Eine Studie zeigt: Nach dem Eingriff kommt es zu keinem erneuten Bandscheibenvorfall der betroffenen Bandscheibe, weitere Eingriffe sind nicht erforderlich, die Patienten bleiben schmerzfrei. Ein gesunder Rücken kann entzücken.

Rückenschmerzen: Wann wird operiert? 1/6
Ekkehard von Saldern - Leitender Oberarzt der neurochirurgischen Abteilung am ­Asklepios Westklinikum Hamburg. Wendet das Barricaid-Verfahren erfolgreich an.
Wann ist ein operativer Eingriff notwendig, wann reichen minimalinvasive Therapieansätze nicht mehr aus?

Ekkehard von Saldern: Ein Bandscheibenvorfall muss dann operiert werden, wenn es zu Blasen- oder Mastdarmstörungen (Harn-/Stuhlinkontinenz) und/oder Lähmungserscheinungen kommt. In jedem Fall sollte erst operiert werden, wenn eine sechswöchige konservative Therapie zu ­keiner Schmerzreduktion geführt hat.

In welcher Situation sollte jedenfalls von einer Operation abgesehen werden?

Von Saldern: Wenn die Schmerzen erst seit Kurzem bestehen und keine neurologischen Defizite (Anm.: Lähmungserscheinungen, Blasen-/Mastdarmstörungen) vorliegen, sollte jedenfalls versucht werden, konservativ weiterzuarbeiten.

Wohin geht der Trend bei der Behandlung von Rückenschmerzen?

Von Saldern: Jede Operation ist kritisch zu sehen, daher muss der erste Schritt der Behandlung immer ein konservativer sein. Weiters müssen alle drei Kriterien, die am Anfang genannt wurden (Frage 1) erfüllt werden, ehe an eine Operation gedacht wird.

Was halten Sie von Barricaid?

Von Saldern: Barricaid ist ein Verschlusssystem, das eingesetzt wird, um Defekte der Bandscheibenwand (Anulus) zu verschließen. So muss bei der OP nur wenig Bandscheibengewebe entfernt werden. Derzeitige Studien zeigen, dass unsere Rezidivrate (Wiederauftreten) auf null gesenkt ­werden konnte. Bei dem Eingriff ist nicht mehr als ein 2,5 cm großer Hautschnitt notwendig. Die Dauer beläuft sich durchschnittlich auf 45 bis 60 Minuten.
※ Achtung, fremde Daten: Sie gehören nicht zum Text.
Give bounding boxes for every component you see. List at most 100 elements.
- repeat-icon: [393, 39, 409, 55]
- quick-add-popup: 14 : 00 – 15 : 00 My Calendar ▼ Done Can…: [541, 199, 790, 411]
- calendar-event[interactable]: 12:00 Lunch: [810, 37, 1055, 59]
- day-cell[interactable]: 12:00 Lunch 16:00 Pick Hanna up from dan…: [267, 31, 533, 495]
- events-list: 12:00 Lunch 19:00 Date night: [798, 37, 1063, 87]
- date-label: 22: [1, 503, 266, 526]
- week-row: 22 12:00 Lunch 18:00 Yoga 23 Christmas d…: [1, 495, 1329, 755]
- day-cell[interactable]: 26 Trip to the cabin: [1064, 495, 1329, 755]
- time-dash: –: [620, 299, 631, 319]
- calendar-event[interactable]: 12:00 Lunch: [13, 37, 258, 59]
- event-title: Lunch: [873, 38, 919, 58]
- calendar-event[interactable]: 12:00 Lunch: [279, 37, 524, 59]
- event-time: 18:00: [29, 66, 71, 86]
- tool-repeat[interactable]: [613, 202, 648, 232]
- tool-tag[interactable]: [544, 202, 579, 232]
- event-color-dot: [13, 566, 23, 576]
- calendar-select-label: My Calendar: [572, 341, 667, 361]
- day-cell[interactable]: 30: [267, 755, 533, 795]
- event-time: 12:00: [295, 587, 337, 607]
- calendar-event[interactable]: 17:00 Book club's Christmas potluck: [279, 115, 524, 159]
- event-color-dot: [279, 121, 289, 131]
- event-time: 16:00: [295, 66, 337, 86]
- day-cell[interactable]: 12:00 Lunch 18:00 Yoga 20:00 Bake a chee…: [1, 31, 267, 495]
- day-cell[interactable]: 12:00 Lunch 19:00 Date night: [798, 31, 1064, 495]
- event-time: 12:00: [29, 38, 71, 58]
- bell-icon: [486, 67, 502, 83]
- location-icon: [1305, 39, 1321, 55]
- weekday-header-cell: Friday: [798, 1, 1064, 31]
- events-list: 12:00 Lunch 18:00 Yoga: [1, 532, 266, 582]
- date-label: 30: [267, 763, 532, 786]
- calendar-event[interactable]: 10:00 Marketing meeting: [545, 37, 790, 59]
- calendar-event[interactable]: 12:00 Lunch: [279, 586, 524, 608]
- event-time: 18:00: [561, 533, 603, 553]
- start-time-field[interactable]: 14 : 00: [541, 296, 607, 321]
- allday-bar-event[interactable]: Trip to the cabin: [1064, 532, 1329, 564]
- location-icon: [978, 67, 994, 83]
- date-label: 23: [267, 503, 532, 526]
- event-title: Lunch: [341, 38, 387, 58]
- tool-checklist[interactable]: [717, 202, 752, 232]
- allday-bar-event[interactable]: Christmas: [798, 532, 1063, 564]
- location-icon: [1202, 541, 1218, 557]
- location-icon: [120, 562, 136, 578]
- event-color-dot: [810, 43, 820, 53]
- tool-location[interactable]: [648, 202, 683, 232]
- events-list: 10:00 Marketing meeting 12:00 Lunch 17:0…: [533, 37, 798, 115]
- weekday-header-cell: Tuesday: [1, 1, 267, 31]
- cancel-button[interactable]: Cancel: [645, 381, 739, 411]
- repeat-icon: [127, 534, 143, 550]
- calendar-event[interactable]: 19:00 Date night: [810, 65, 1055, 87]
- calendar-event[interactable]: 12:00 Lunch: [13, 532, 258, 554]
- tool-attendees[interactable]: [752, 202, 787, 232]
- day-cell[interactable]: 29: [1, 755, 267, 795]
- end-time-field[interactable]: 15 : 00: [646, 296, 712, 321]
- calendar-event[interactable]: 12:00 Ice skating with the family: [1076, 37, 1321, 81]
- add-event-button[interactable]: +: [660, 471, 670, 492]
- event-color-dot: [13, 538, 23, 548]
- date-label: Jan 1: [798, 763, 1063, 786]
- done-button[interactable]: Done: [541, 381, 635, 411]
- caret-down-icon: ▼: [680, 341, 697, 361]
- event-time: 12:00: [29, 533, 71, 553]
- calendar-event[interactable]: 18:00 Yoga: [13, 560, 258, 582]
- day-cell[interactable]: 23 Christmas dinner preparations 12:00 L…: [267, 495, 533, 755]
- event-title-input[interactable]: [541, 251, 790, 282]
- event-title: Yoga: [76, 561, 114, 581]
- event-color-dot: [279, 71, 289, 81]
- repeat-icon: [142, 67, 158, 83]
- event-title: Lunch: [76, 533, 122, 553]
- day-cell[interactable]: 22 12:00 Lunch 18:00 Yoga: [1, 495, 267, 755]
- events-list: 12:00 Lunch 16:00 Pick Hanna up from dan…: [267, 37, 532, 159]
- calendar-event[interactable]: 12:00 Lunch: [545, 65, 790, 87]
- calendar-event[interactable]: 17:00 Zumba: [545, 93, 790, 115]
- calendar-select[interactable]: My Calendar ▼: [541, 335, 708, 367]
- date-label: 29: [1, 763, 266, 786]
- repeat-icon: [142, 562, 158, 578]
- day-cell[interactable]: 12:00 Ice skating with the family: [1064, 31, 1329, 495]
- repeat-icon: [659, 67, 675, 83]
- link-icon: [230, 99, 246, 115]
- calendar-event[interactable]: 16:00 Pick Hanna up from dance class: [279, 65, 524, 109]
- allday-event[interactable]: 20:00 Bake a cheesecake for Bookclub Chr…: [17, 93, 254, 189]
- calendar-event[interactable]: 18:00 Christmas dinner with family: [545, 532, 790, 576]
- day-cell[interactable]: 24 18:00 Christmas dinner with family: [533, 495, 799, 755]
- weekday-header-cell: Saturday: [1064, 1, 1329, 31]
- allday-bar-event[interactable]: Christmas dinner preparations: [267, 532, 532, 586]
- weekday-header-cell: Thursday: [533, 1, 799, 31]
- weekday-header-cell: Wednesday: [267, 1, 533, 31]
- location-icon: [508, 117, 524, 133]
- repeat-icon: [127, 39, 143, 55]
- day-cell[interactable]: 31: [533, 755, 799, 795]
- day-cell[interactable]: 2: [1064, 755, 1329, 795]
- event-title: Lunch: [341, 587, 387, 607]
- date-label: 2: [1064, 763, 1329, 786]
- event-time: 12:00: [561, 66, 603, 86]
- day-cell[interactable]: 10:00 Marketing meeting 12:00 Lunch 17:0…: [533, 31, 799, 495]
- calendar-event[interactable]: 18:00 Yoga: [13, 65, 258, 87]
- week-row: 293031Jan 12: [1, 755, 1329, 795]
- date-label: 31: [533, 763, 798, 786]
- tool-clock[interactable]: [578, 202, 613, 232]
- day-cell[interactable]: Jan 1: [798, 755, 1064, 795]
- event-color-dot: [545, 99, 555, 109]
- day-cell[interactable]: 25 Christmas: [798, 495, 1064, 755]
Gibt es außer Barricaid derzeit weitere ­Innovationen auf dem Gebiet der invasiven Rückenheilmethoden?

Von Saldern: Auf dem Gebiet der Anulusverschlusstechnik gibt es derzeit keine vergleichbaren oder ähnlichen Innovationen. In der Vergangenheit wurde oft versucht, derartige Defekte zu nähen oder ­mittels kleiner Platten abzudichten. Diese Versuche blieben weitgehend erfolglos. Der Barricaid hat den Vorteil, dass er einen ­Anker hat, der fest im Knochen fixiert wird und somit den Defekt verschließt.